Die “Wurstlücke” im Kartellrecht
Oftmals fragt man sich bei Gesetzesänderungen, inwiefern diese dazu geeignet sind, das mit ihnen verfolgte Ziel auch tatsächlich zu erreichen. Ein praktisch tatsächlich schönes Beispiel für eine Änderung, bei welcher der Erfolg sich unmittelbar bemerkbar machen dürfte, ist die durch die aktuelle GBW-Novelle in Kraft getretene Haftbarkeit von (Mutter) Gesellschaften für Tochter-/ Konzerngesellschaften: Der Wurstfabrikant Clemens Tönnies – sowie ihn imitierende Unternehmen - hatten in der Vergangenheit Tochtergesellschaften, welche an Preisabsprachen für Wurstwaren teilgenommen hatten, und an die ein Kartell-Bußgeld verhängt worden war, einfach aufgelöst, womit die Geldbuße ins Leere ging, da die Konzern-Muttergesellschaft nicht für Verfehlungen ihrer Töchter haftete. Dieser als „Wurstlücke“ bekannt gewordene Trick dürfte nach den Neuerungen der GWB-Novelle – wir berichteten in der vorletzten Ausgabe – nicht mehr funktionieren, denn es gibt nun die Möglichkeit der Konzernhaftung/ Haftung des Rechtsnachfolgers. Damit dürfte die bislang bestehende Rechtslücke, durch die Unternehmen Kartellstrafen durch Umstrukturierungen einfach entgehen konnten, geschlossen sein.

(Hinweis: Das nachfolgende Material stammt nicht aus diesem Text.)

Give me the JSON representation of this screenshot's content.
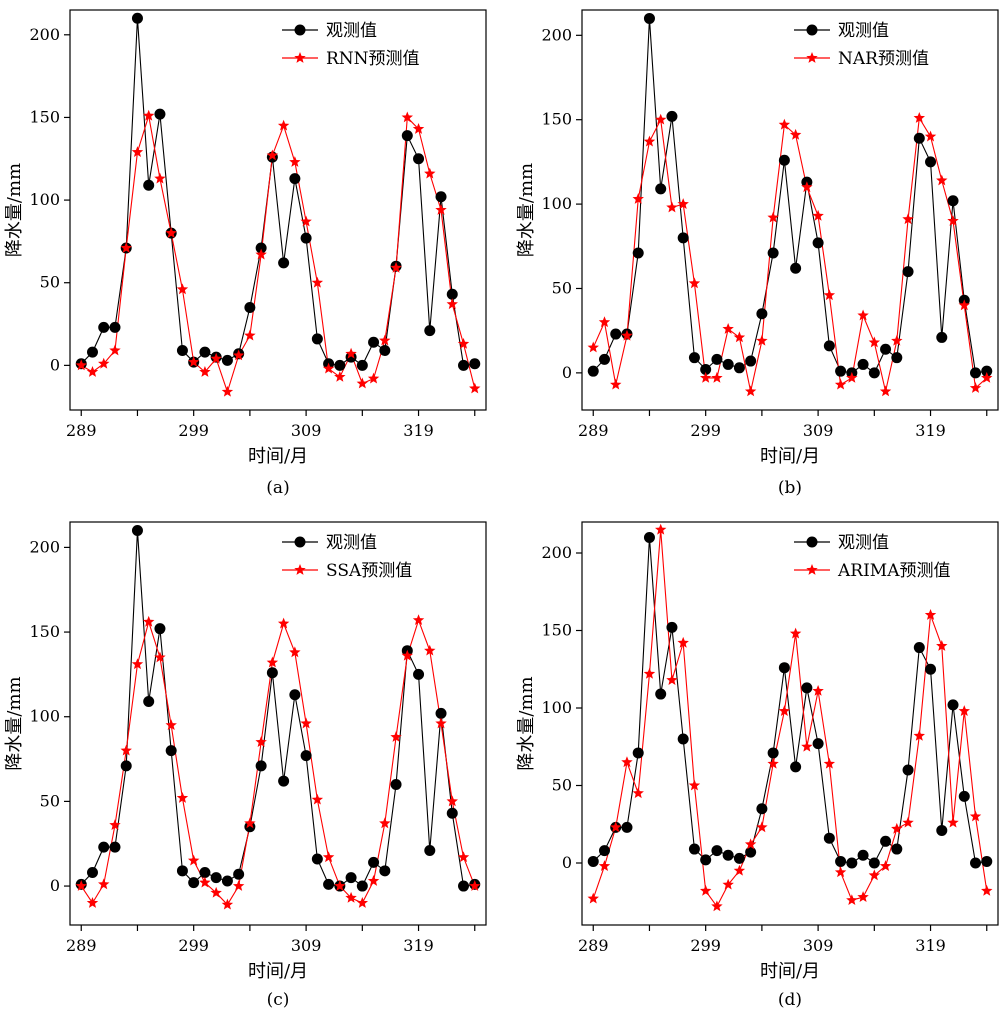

Auf europäischer Ebene und in vielen anderen EU-Ländern werden Kartellverstöße bereits bei den Muttergesellschaften geahndet, das deutsche Recht setzte bislang lediglich bei der handelnden Konzerntochter an. Es soll wohl auch schon darüber nachgedacht worden sein, besonders auffällige Verfahren an die EU-Kommission weiterzugeben, die sie dann nach dem seit jeher strengerem europäischen Wettbewerbsrecht führen könnte. Sofern andere Rechtslücken, die – in letzten Endes legaler, wenn auch moralisch vielleicht verwerflicher – Weise von Unternehmen ausgenutzt werden, nicht geschlossen werden können, so könnte ein künftiger Ansatz ja auch darin bestehen, dass sich EU-Kommissarin Margrethe Vestager Anreize holt bei ihrem Amtskollegen Pierre Moscovici zur Abwälzung von Pflichten des Gesetzgebers auf andere Beteiligte, vgl. hierzu unser Beitrag in der gleichen Ausgabe zum Öffentlichen Recht/ EU-Recht.